Use wildcard site-collections when the predictable number of sites is too large for explicit, typically for the bottom three types in the site classification pyramid. Also use wildcard site-collections even for central portals and division areas when there is no absolute requirement for an 'explicit' 2nd tier top-level site. See Puzzlepart TV in the example; even if the channel sites are classified as 'division area' (yellow color code) they do not need to be 'explicit'. In fact, due to their massive storage requirements for rich media content, best practices dictate the use of 'wildcard'. Always use wildcard site-collections for solutions have a limited life span such as projects.

Finally, after composing your scalable site structure design from root, explicit and wildcard site-collections, define the URL scheme that underlies the site structure. Use short descriptive URL elements for web-applications, managed paths and site-collections. The combination of these elements become the URL of the top-level sites that are what the users actually interacts with when using SharePoint. Note how the URL structure is affected by the SharePoint containment hierarchy. Compare ://puzzlepart/pzl-tv/ and ://puzzlepart/pzltv/ in the example, the latter contains child sites of the former in the overall navigation concept. In addition, I recommend defining and enforcing policies for all URL elements that users can provision, such as subsites, lists and libraries, to avoid non-friendly URLs with anything from spaces to special characters.

It is very likely that you will need to customize the ootb SharePoint navigation provider and menu rendering to have a consistent navigation experience across sites, sections and pages. Users get very confused and annoyed when the content of the top menu changes as they navigate from site to site, which is very understandable. There are several ways to implement common menu and navigation across site-collections, but that's left as an exercise for my readers.
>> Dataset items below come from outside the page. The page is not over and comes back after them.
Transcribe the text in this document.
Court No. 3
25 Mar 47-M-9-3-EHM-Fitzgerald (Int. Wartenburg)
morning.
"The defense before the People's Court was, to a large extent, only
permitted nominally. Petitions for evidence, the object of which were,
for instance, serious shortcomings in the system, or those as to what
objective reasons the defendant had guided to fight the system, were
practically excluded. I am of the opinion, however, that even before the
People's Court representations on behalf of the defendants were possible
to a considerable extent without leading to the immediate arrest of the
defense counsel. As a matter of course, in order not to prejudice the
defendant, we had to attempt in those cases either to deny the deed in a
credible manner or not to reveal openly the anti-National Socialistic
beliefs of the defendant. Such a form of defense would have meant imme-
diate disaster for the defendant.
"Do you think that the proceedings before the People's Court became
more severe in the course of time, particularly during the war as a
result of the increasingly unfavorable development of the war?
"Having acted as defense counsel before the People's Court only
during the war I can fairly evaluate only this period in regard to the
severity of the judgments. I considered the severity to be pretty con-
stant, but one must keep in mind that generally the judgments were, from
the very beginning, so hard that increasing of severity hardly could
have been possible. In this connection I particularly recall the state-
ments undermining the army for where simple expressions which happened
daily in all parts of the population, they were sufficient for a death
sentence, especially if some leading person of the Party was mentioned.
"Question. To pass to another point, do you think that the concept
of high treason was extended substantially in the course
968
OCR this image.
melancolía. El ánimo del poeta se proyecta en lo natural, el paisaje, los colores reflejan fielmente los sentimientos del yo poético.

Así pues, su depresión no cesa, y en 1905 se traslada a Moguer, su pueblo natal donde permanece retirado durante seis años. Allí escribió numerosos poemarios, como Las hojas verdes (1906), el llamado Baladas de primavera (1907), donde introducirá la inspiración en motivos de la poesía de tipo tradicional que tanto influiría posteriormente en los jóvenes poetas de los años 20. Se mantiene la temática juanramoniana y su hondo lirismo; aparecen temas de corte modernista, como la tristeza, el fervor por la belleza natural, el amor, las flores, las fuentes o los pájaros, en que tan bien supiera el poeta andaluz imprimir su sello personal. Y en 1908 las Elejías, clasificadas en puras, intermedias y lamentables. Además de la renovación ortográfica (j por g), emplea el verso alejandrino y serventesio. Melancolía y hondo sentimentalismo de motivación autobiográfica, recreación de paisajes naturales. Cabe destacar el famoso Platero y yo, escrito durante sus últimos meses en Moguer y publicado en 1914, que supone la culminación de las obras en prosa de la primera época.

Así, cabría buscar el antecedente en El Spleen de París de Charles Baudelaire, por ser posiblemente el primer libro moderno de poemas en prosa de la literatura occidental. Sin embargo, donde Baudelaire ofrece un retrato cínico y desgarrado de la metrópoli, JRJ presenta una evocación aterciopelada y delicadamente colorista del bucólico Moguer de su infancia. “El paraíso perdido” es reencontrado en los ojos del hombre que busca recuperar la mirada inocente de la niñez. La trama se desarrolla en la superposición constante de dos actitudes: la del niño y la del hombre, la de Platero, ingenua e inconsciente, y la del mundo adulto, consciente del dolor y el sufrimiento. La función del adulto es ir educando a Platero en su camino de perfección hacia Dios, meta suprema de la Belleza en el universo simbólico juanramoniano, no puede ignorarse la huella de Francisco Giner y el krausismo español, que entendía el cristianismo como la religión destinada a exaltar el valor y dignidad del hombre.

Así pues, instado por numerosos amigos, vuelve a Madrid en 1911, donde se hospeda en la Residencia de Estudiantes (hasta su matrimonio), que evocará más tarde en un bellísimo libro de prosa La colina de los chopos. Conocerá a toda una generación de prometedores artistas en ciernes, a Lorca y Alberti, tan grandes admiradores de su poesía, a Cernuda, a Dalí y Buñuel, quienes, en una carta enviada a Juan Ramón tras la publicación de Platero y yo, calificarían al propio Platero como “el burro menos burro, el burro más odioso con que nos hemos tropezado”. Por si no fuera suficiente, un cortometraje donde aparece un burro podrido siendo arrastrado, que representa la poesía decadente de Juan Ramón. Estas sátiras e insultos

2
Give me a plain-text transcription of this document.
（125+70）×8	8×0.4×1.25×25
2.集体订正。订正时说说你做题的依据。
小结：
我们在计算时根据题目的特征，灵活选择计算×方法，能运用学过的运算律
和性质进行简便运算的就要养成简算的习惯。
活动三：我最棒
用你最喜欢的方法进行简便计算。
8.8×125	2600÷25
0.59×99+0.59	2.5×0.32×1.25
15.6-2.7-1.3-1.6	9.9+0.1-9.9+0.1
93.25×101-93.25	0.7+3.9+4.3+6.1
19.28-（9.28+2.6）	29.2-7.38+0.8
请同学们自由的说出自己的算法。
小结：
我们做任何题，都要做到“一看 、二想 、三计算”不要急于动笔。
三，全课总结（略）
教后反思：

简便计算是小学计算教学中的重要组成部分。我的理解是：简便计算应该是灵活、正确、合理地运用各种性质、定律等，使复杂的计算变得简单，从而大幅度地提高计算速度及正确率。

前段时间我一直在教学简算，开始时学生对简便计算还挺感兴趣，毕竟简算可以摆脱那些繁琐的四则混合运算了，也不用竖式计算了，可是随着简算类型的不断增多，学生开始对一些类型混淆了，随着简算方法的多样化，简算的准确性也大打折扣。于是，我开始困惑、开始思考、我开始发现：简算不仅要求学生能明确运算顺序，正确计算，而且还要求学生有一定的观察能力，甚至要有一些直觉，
The capacity and planning boundaries are mostly the same in SharePoint 2010 as in SharePoint 2007 for web-applications, site-collections and content databases. The most significant change is that SharePoint 2010 now supports max 250 000 site-collections per web-application, five times the limit for 2007. The max number of content databases per web-application has increased from 100 to 300, on the other hand the max number of site-collections per content database have been reduced from 50 000 to max 5000 with a recommendation of 2000 site-collections per content database. None of these numbers are hard limits, these are numbers for acceptable SharePoint performance.